Congress Back to Work Next Week; Facing Health Care, Budget
January 15, 2010 Bookmark and Share
Congress will be back to work in earnest next week after Martin Luther King, Jr. day on Monday to face a host of issues lacking simple solutions.
The House of Representatives was technically in session this week and did take votes on three resolutions and a bill to name a post office. The Senate remained out of session, to return Tuesday.
Upon returning, the Senate is scheduled to immediately take up a bill to raise the nation’s debt limit. Congress approved an extension of the debt limit before the holidays, but the $290 billion increase is estimated to last only until February. A number of amendments to debt legislation are expected, meaning debate could extend into February as well.
Congressional Democrats and the Obama Administration continued talks this week toward a compromise they hope will help avoid a formal conference of pending health care legislation. News reports indicate Leadership would like to have the bill done by the end of the month, but no compromise has yet been inked. The effort to pass a health care bill consumed much of the latter half of 2009.
Importantly to agriculture, the Obama Administration’s FY2011 budget draft is expected out on Feb.1. The FY2010 Obama Administration budget proposed deep cuts to farm safety net programs and were resoundly rejected by Members of Congress.

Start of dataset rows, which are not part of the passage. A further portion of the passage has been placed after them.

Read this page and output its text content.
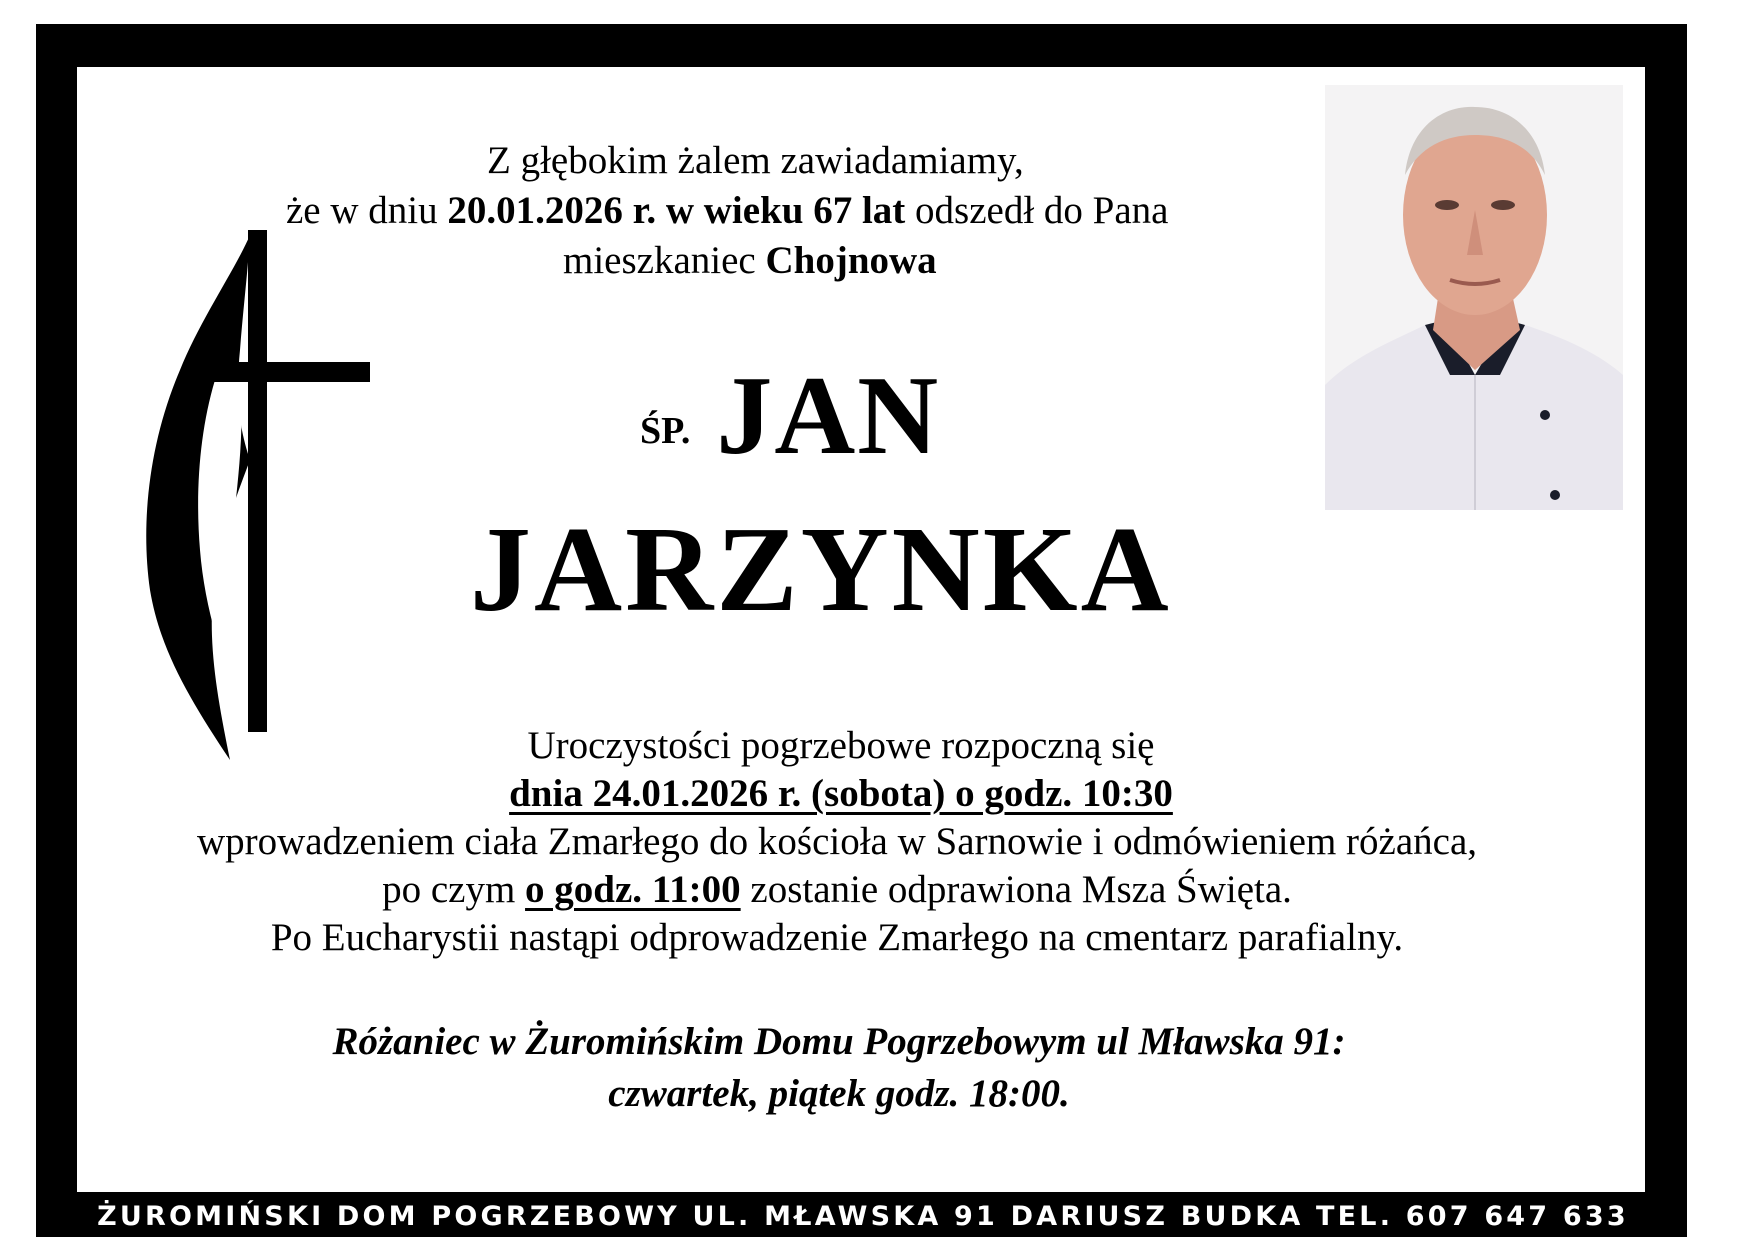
Z głębokim żalem zawiadamiamy,
że w dniu 20.01.2026 r. w wieku 67 lat odszedł do Pana
mieszkaniec Chojnowa
ŚP. JAN
JARZYNKA
Uroczystości pogrzebowe rozpoczną się
dnia 24.01.2026 r. (sobota) o godz. 10:30
wprowadzeniem ciała Zmarłego do kościoła w Sarnowie i odmówieniem różańca,
po czym o godz. 11:00 zostanie odprawiona Msza Święta.
Po Eucharystii nastąpi odprowadzenie Zmarłego na cmentarz parafialny.
Różaniec w Żuromińskim Domu Pogrzebowym ul Mławska 91:
czwartek, piątek godz. 18:00.
ŻUROMIŃSKI DOM POGRZEBOWY UL. MŁAWSKA 91 DARIUSZ BUDKA TEL. 607 647 633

The country’s fiscal situation has only become more tenuous since last year, however, and there are rumors of not only budget cuts but a possible budget reconciliation process to gain savings from programs.
Also, Senate Majority Leader Harry Reid (D-Nev.) gave indication this week that his chamber will attempt to take up energy and climate change legislation this spring, which is likely to prove contentious and time-consuming.